Mereka biasanya makan dengan santai, bahkan ketika kami ngobrol atau sedang mendiskusikan sesuatu, dengan santainya ia tega ngemil dengan memegang toplesnya sekalian. 

Bayangkan apakah kita bisa memegang toples di depannya sambil ngobrol dan sesekali ia akan melihat ke arah toples kita dan melihat kunyahan kita, tapi tak terbersit, masa sih aku tak ditawari?.

tribunstyle.com
tribunstyle.com

Pacaranpun bisa go ducth

Mungkin akan beda nuansanya dalam konteks jika bayar sendiri-sendiri itu dalam situasi atau hubungan antar-orang yang terlibat, apakah termasuk ke dalam jalan-jalan kasual dengan teman atau kencan dengan kekasih. 

Bahkan di barat, bule pacaran juga biasa bayar sendiri-sendiri. Kalau dipraktekkan di Indonesia, setelah kencan pertama lalu berakhir tragis dengan kata penutup', loe, gue end!!

Secara teori manusia tumbuh dan berkembang di dalam lingkungan budayanya masing -masing sehingga membentuk dan menciptakan cara berpikir dan bertingkah laku yang khas.

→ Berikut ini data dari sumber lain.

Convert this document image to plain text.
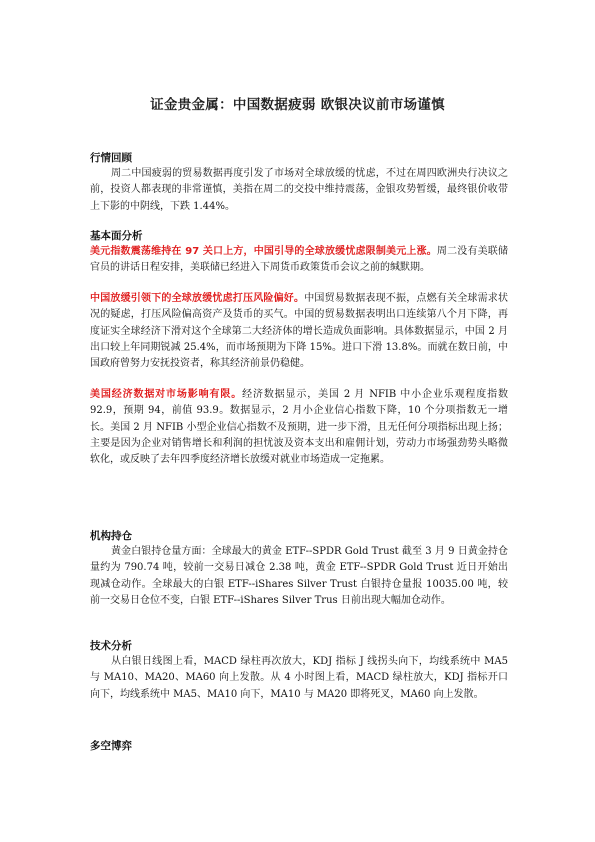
证金贵金属：中国数据疲弱 欧银决议前市场谨慎

行情回顾

周二中国疲弱的贸易数据再度引发了市场对全球放缓的忧虑，不过在周四欧洲央行决议之前，投资人都表现的非常谨慎，美指在周二的交投中维持震荡，金银攻势暂缓，最终银价收带上下影的中阴线，下跌 1.44%。

基本面分析

美元指数震荡维持在 97 关口上方，中国引导的全球放缓忧虑限制美元上涨。周二没有美联储官员的讲话日程安排，美联储已经进入下周货币政策货币会议之前的缄默期。

中国放缓引领下的全球放缓忧虑打压风险偏好。中国贸易数据表现不振，点燃有关全球需求状况的疑虑，打压风险偏高资产及货币的买气。中国的贸易数据表明出口连续第八个月下降，再度证实全球经济下滑对这个全球第二大经济体的增长造成负面影响。具体数据显示，中国 2 月出口较上年同期锐减 25.4%，而市场预期为下降 15%。进口下滑 13.8%。而就在数日前，中国政府曾努力安抚投资者，称其经济前景仍稳健。

美国经济数据对市场影响有限。经济数据显示，美国 2 月 NFIB 中小企业乐观程度指数 92.9，预期 94，前值 93.9。数据显示，2 月小企业信心指数下降，10 个分项指数无一增长。美国 2 月 NFIB 小型企业信心指数不及预期，进一步下滑，且无任何分项指标出现上扬；主要是因为企业对销售增长和利润的担忧波及资本支出和雇佣计划，劳动力市场强劲势头略微软化，或反映了去年四季度经济增长放缓对就业市场造成一定拖累。

机构持仓

黄金白银持仓量方面：全球最大的黄金 ETF--SPDR Gold Trust 截至 3 月 9 日黄金持仓量约为 790.74 吨，较前一交易日减仓 2.38 吨，黄金 ETF--SPDR Gold Trust 近日开始出现减仓动作。全球最大的白银 ETF--iShares Silver Trust 白银持仓量报 10035.00 吨，较前一交易日仓位不变，白银 ETF--iShares Silver Trus 日前出现大幅加仓动作。

技术分析

从白银日线图上看，MACD 绿柱再次放大，KDJ 指标 J 线拐头向下，均线系统中 MA5 与 MA10、MA20、MA60 向上发散。从 4 小时图上看，MACD 绿柱放大，KDJ 指标开口向下，均线系统中 MA5、MA10 向下，MA10 与 MA20 即将死叉，MA60 向上发散。

多空博弈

Cara berpikir dan bertingkah laku tersebut merupakan hasil 'pengondisian budaya' cultural conditioning melalui proses panjang pendidikan dan pengajaran yang diberikan secara temurun oleh orang tua, guru, dan masyarakat sekitar kita baik secara langsung maupun tidak langsung.

Nah sering kali kita merasa yakin bahwa cara berpikir dan bertingkah laku serta sistem budaya yang kita anut adalah sistem yang baik, benar, dan normal.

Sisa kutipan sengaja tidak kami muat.